In spite of ongoing problems with its new $60 million police radio system and an expected cut in its portion of regional homeland security funds, Metro Police Chief Polly Hanson said the 106-mile system is safer than it was just a year ago.
Speaking on the one-year anniversary of the London transit system bombings, Hanson said new technology and training for officers continue to enhance security on the nation’s second largest transit system.
“I don’t know that we are the safest subway system,” Hanson said in an online chat Friday. “But we sure do what we can to makeit as safe as possible for our customers and employees.”
Hanson said the new radio system, which is still being tweaked two years after being installed, has yet to come fully online and forces the 300 officers who patrol the subway system to carry two radios — the old and the new.
Hanson said just seven of the 47 underground stations, among 86 system-wide, have had sound quality problems.
“This summer we are going to take the stations with the worst reception and replace that antenna,” Hanson said. “That work will improve reception at several stations.

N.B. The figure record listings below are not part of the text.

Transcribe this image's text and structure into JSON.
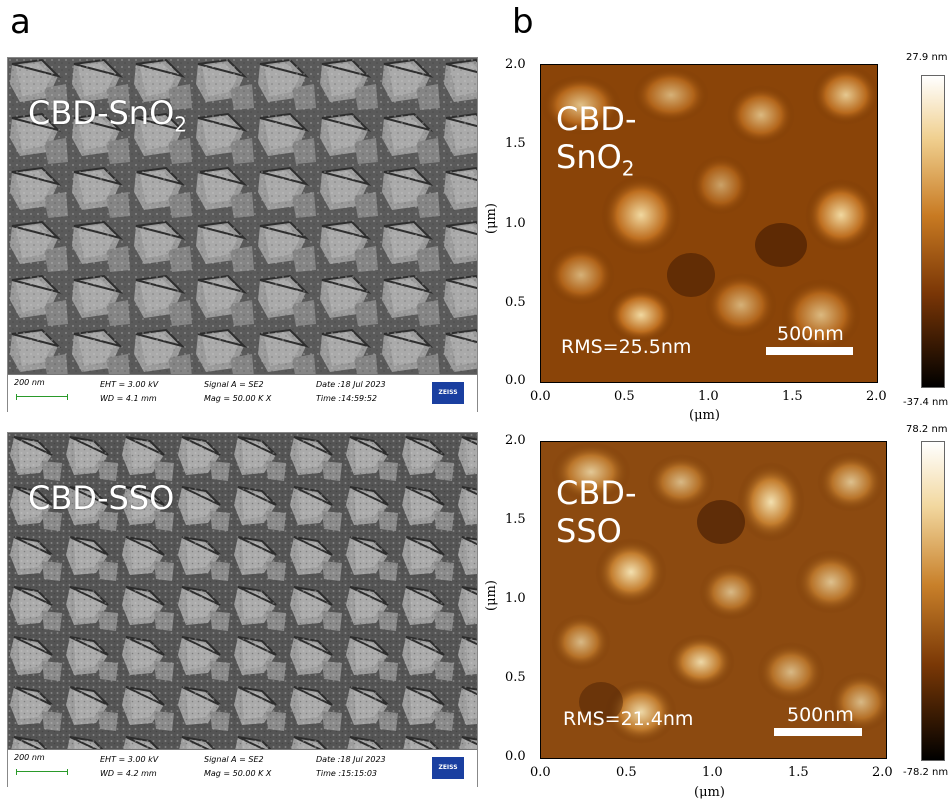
{
  "panels": {
    "a": {
      "letter": "a"
    },
    "b": {
      "letter": "b"
    }
  },
  "sem": [
    {
      "label_main": "CBD-SnO",
      "label_sub": "2",
      "scale": "200 nm",
      "eht": "EHT = 3.00 kV",
      "wd": "WD = 4.1 mm",
      "signal": "Signal A = SE2",
      "mag": "Mag = 50.00 K X",
      "date": "Date :18 Jul 2023",
      "time": "Time :14:59:52",
      "brand": "ZEISS"
    },
    {
      "label_main": "CBD-SSO",
      "label_sub": "",
      "scale": "200 nm",
      "eht": "EHT = 3.00 kV",
      "wd": "WD = 4.2 mm",
      "signal": "Signal A = SE2",
      "mag": "Mag = 50.00 K X",
      "date": "Date :18 Jul 2023",
      "time": "Time :15:15:03",
      "brand": "ZEISS"
    }
  ],
  "afm": [
    {
      "label_main": "CBD-SnO",
      "label_sub": "2",
      "rms": "RMS=25.5nm",
      "scale": "500nm",
      "x_ticks": [
        "0.0",
        "0.5",
        "1.0",
        "1.5",
        "2.0"
      ],
      "y_ticks": [
        "2.0",
        "1.5",
        "1.0",
        "0.5",
        "0.0"
      ],
      "x_title": "(μm)",
      "y_title": "(μm)",
      "cb_max": "27.9 nm",
      "cb_min": "-37.4 nm"
    },
    {
      "label_main": "CBD-SSO",
      "label_sub": "",
      "rms": "RMS=21.4nm",
      "scale": "500nm",
      "x_ticks": [
        "0.0",
        "0.5",
        "1.0",
        "1.5",
        "2.0"
      ],
      "y_ticks": [
        "2.0",
        "1.5",
        "1.0",
        "0.5",
        "0.0"
      ],
      "x_title": "(μm)",
      "y_title": "(μm)",
      "cb_max": "78.2 nm",
      "cb_min": "-78.2 nm"
    }
  ],
  "colors": {
    "afm_dark": "#2a1000",
    "afm_mid": "#a8560e",
    "afm_light": "#f0d090",
    "sem_gray": "#6a6a6a"
  }
}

“The radios do work at those other seven stations, but not as well as we would like,” he said
The new radios, which have hundreds of channels compared the one channel on the old system, have been installed in an estimated 1,400 buses and nearly 60 police vehicles and work very well, officials said.
Hanson said security on the bus system, which often gets overlooked, is also being boosted with plans to add 20 officers. The agency has also installed security cameras on 585 buses — roughly 40 percent of the fleet — and all of the hundreds of new buses being put on the street in the next year will come equipped with video cameras.
The often-criticized public address system is being upgraded at 37 stations, and last month Metro announced a major lighting initiative which will also help with security, officials said.